I’d wanted to tell this story for a few years but couldn’t quite find a way to make it work as a Poe and Tilly story. When I found a way, by including the heist, I was able to include the parts I really wanted to include: how the ‘special relationship – a phrase coined by Churchill – is skewed in the US’s favour and the sacrifices made to protect the lie.

What is your writing process?
I’ve been a full-time author since 2015 and try to keep to a routine. I tend to write Monday-to-Friday, 10am to 6pm, in my office. I plan the next book while I’m writing the current one. As a result, I have a whole lever arch file of notes ready for me on December 1st, the day I start the new book. I go through the notes and put them into some kind of order, and this becomes a sort of blueprint for what’s to come. Sometimes this works beautifully – in Poe 6, The Mercy Chair, I didn’t deviate from my plan at all – and sometimes what worked in my head and what’s in the file don’t work at all and I’m scrabbling around from scratch.
What advice would you give to aspiring thriller writers?

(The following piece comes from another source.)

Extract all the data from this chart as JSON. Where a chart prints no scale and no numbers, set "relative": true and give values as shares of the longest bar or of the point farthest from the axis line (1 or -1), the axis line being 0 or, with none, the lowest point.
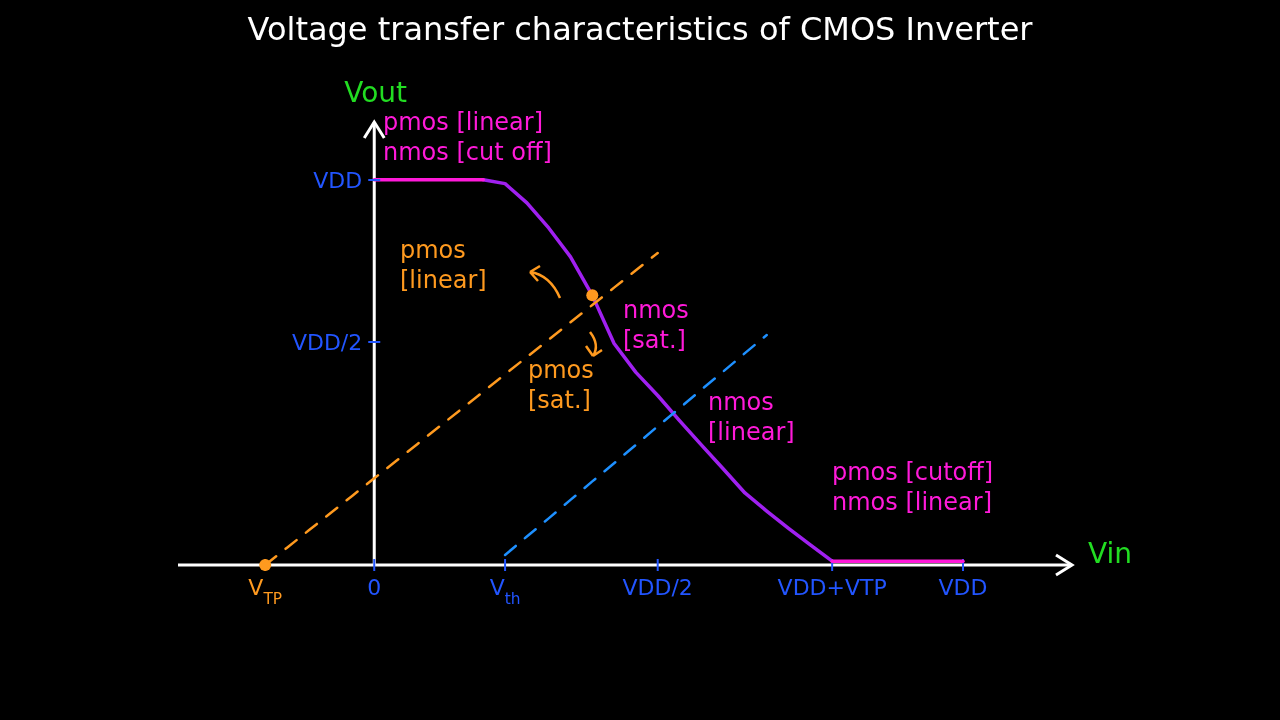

Two bits of advice. One: if you haven’t already, read Stephen King’s On Writing. That book showed me how to be a writer. Until I understood some of the key ways books get written, I was floundering and making no progress at all. The second bit of advice is to ignore another bit of advice you might hear from time to time – to write what you know. I think more budding authors have been damaged by that than any other single thing. It’s absurd. I tell authors to write what they enjoy. Write in the genre you enjoy reading, write about topics you enjoy learning about, write about things you enjoy inventing. Just enjoy it. Enjoy your writing and it will shine through on the page.
What is your all-time favourite thriller and why?
My favourite thriller is Fatherland by Robert Harris. Such a fantastic book. Terribly sad, incredibly clever, but most of all an astonishing read. Harris’s world, where the Axis powers won the second world war, is utterly convincing and incredibly chilling. One of the best books I’ve ever read.